= Lwów Scientific Society =

Lwów Scientific Society (Towarzystwo Naukowe we Lwowie) was a Polish learned society founded in 1901 in Lwów by Oswald Balzer as the Association of Support of Polish Sciences. In 1920, the name was changed into Lwów Scientific Society, and after World War II, when the city of Lwów was annexed by the Soviet Union, the Society was moved to Wrocław, where it exists under the name Wrocław Scientific Society.

The Society was the most important of the scientific organizations of Lwów. Its purpose was development and progress of sciences in all areas of human knowledge. It was divided into three departments:
- philological,
- historical-philosophical,
- mathematical-natural.
Also, there was a section of history of arts and culture.

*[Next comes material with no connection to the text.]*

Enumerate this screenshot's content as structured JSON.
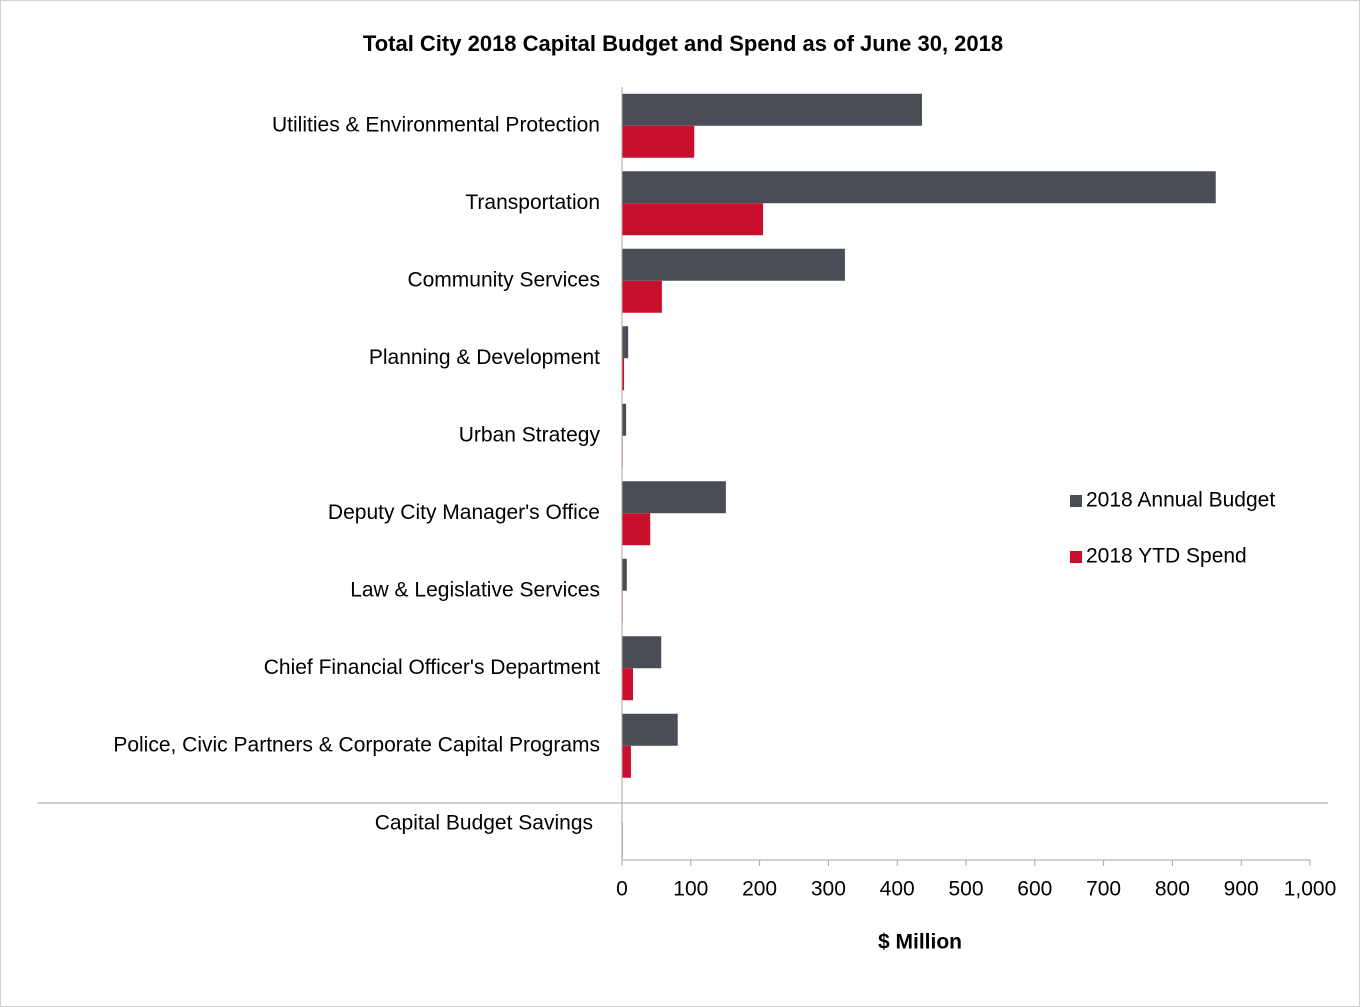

Every year in June, a general meeting was called in which the director and secretary general made a report on Society's activities. It was financed by the Polish government as well as its own foundation and private donors. Members of the Society were divided into active and adopted, most of them were professors of Lwów's colleges. In 1927, the Society was directed by Oswald Balzer, and the deputy was Władysław Abraham.

Among members of the Society were such renowned names as Jan Baudouin de Courtenay, Aleksander Brückner, Stefan Banach, Henryk Arctowski, Leopold Caro, Benedykt Dybowski, Hugo Steinhaus and Rudolf Weigl.